Ang Lee in Korea to Promote Latest Daring Venture

      October 30, 2007 08:01

      The Taiwanese-American director Ang Lee was in Korea for the first time in seven years since his last visit with his Oscar-winning film "Crouching Tiger, Hidden Dragon."

      This time, he brought his 11th film "Lust, Caution" with him, winner of the Golden Lion at the 64th Venice International Film Festival a month ago. Not the least of its attractions are the sex scenes betweeen Hong Komg legend Tony Leung and new face Tang Wei.

      At a press conference on Monday morning, Lee explained that sex is a means to express hatred, love and anger in the movie. In a separate interview in the afternoon on the same day, he confessed it was so hard to deal with the sex scenes emotionally that he even wept at one stage.

      Unlike previous works that dealt with what might be called emotional eroticism -- his debut film "Pushing Hands" in 1992, "Eat Drink Man Woman" in 1994, "Sense and Sensibility" in 1995, "Brokeback Mountain" in 2005 and even "Hulk" in 2003 -- "Lust, Caution" focuses on a more raw sensual experience.

      The bold nude scenes are departure for Leung. Hong Kong tabloids reported that even the actor himself complained about the scenes after watching the edited film; but Ang denies the reports, saying Leung reassured him not to pay any attention to the rumors.

      Ang Lee and actress Tang Wei pose for camera at a press conference for their new film "Lust, Caution" at the Hotel Shilla in Seoul on Monday.

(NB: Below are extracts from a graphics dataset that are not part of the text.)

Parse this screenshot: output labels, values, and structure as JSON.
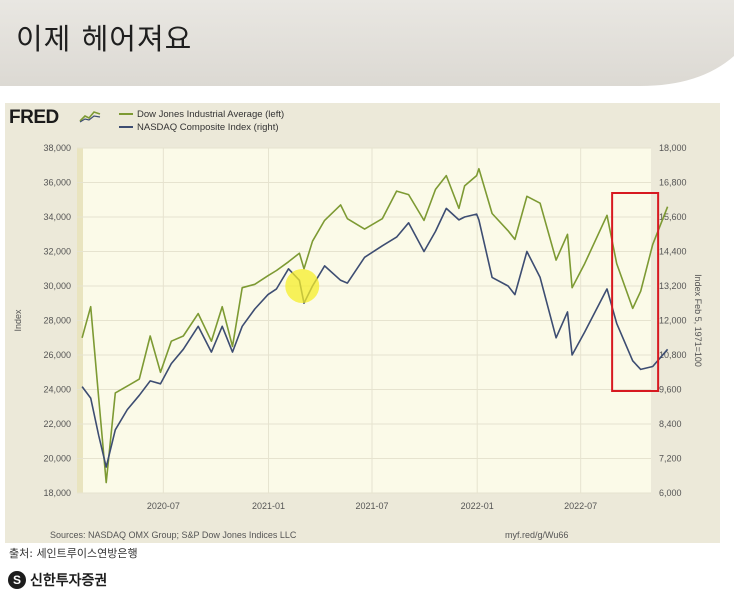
{
  "slide": {
    "title": "이제 헤어져요",
    "caption_source": "출처: 세인트루이스연방은행",
    "brand_name": "신한투자증권",
    "brand_mark": "S"
  },
  "colors": {
    "dow": "#7d9a33",
    "nasdaq": "#3d4d72",
    "plot_bg": "#fbfae8",
    "panel_bg": "#ece9d9",
    "highlight_box": "#d71920",
    "highlight_circle": "#f5ee2a"
  },
  "fred": {
    "logo_text": "FRED",
    "sources": "Sources: NASDAQ OMX Group; S&P Dow Jones Indices LLC",
    "url": "myf.red/g/Wu66"
  },
  "chart_data": {
    "type": "line",
    "title": "",
    "ylabel_left": "Index",
    "ylabel_right": "Index Feb 5, 1971=100",
    "y_left_range": [
      18000,
      38000
    ],
    "y_left_ticks": [
      "18,000",
      "20,000",
      "22,000",
      "24,000",
      "26,000",
      "28,000",
      "30,000",
      "32,000",
      "34,000",
      "36,000",
      "38,000"
    ],
    "y_right_range": [
      6000,
      18000
    ],
    "y_right_ticks": [
      "6,000",
      "7,200",
      "8,400",
      "9,600",
      "10,800",
      "12,000",
      "13,200",
      "14,400",
      "15,600",
      "16,800",
      "18,000"
    ],
    "x_range": [
      "2020-02",
      "2022-11"
    ],
    "x_ticks": [
      {
        "date": "2020-07",
        "label": "2020-07"
      },
      {
        "date": "2021-01",
        "label": "2021-01"
      },
      {
        "date": "2021-07",
        "label": "2021-07"
      },
      {
        "date": "2022-01",
        "label": "2022-01"
      },
      {
        "date": "2022-07",
        "label": "2022-07"
      }
    ],
    "grid": true,
    "legend_position": "top-left",
    "series": [
      {
        "name": "Dow Jones Industrial Average (left)",
        "axis": "left",
        "x": [
          "2020-02-10",
          "2020-02-25",
          "2020-03-10",
          "2020-03-23",
          "2020-04-08",
          "2020-04-29",
          "2020-05-20",
          "2020-06-08",
          "2020-06-26",
          "2020-07-15",
          "2020-08-05",
          "2020-08-31",
          "2020-09-23",
          "2020-10-12",
          "2020-10-30",
          "2020-11-16",
          "2020-12-08",
          "2020-12-31",
          "2021-01-15",
          "2021-02-05",
          "2021-02-24",
          "2021-03-04",
          "2021-03-19",
          "2021-04-09",
          "2021-05-07",
          "2021-05-19",
          "2021-06-18",
          "2021-07-19",
          "2021-08-13",
          "2021-09-03",
          "2021-09-30",
          "2021-10-20",
          "2021-11-08",
          "2021-11-30",
          "2021-12-10",
          "2021-12-31",
          "2022-01-04",
          "2022-01-27",
          "2022-02-24",
          "2022-03-08",
          "2022-03-29",
          "2022-04-21",
          "2022-05-19",
          "2022-06-08",
          "2022-06-16",
          "2022-07-08",
          "2022-08-16",
          "2022-09-02",
          "2022-09-30",
          "2022-10-14",
          "2022-11-04",
          "2022-11-30"
        ],
        "values": [
          27000,
          28800,
          23500,
          18600,
          23800,
          24200,
          24600,
          27100,
          25000,
          26800,
          27100,
          28400,
          26800,
          28800,
          26500,
          29900,
          30100,
          30600,
          30900,
          31400,
          31900,
          31000,
          32600,
          33800,
          34700,
          33900,
          33300,
          33900,
          35500,
          35300,
          33800,
          35600,
          36400,
          34500,
          35800,
          36400,
          36800,
          34200,
          33200,
          32700,
          35200,
          34800,
          31500,
          33000,
          29900,
          31300,
          34100,
          31300,
          28700,
          29700,
          32400,
          34600
        ]
      },
      {
        "name": "NASDAQ Composite Index (right)",
        "axis": "right",
        "x": [
          "2020-02-10",
          "2020-02-25",
          "2020-03-10",
          "2020-03-23",
          "2020-04-08",
          "2020-04-29",
          "2020-05-20",
          "2020-06-08",
          "2020-06-26",
          "2020-07-15",
          "2020-08-05",
          "2020-08-31",
          "2020-09-23",
          "2020-10-12",
          "2020-10-30",
          "2020-11-16",
          "2020-12-08",
          "2020-12-31",
          "2021-01-15",
          "2021-02-05",
          "2021-02-24",
          "2021-03-04",
          "2021-03-19",
          "2021-04-09",
          "2021-05-07",
          "2021-05-19",
          "2021-06-18",
          "2021-07-19",
          "2021-08-13",
          "2021-09-03",
          "2021-09-30",
          "2021-10-20",
          "2021-11-08",
          "2021-11-30",
          "2021-12-10",
          "2021-12-31",
          "2022-01-04",
          "2022-01-27",
          "2022-02-24",
          "2022-03-08",
          "2022-03-29",
          "2022-04-21",
          "2022-05-19",
          "2022-06-08",
          "2022-06-16",
          "2022-07-08",
          "2022-08-16",
          "2022-09-02",
          "2022-09-30",
          "2022-10-14",
          "2022-11-04",
          "2022-11-30"
        ],
        "values": [
          9700,
          9300,
          8000,
          6900,
          8200,
          8900,
          9400,
          9900,
          9800,
          10500,
          11000,
          11800,
          10900,
          11800,
          10900,
          11800,
          12400,
          12900,
          13100,
          13800,
          13400,
          12600,
          13200,
          13900,
          13400,
          13300,
          14200,
          14600,
          14900,
          15400,
          14400,
          15100,
          15900,
          15500,
          15600,
          15700,
          15500,
          13500,
          13200,
          12900,
          14400,
          13500,
          11400,
          12300,
          10800,
          11600,
          13100,
          11900,
          10600,
          10300,
          10400,
          11000
        ]
      }
    ]
  }
}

      "I believe that extremely suppressed feelings end up finding a physical expression," Lee says. "The subconscious of 'Hulk,' who has to turn into a monster, is not essentially different from the inner world of the leading characters of "Lust, Caution," who cannot help having sex despite their hatred."

      Set in Shanghai and Hong Kong during the 1940s, "Lust, Caution" is a period drama dealing with a woman spy (Tang Wei) who tries to kill a top Japanese collaborator (Leung), and her inner conflict between finding her sexuality and her patriotism.

      For Korean audiences, this is being sold as a commercial film rather than an art film. This may be the reason that quite a few people were surprised at news that the film won the Golden Lion in Venice.

      The director himself seems surprised. "Frankly speaking, I didn't expect to win at the Venice Film Festival at all," he says. "To Western critics and audiences who are not familiar with Asian culture, the film must seem like an art film."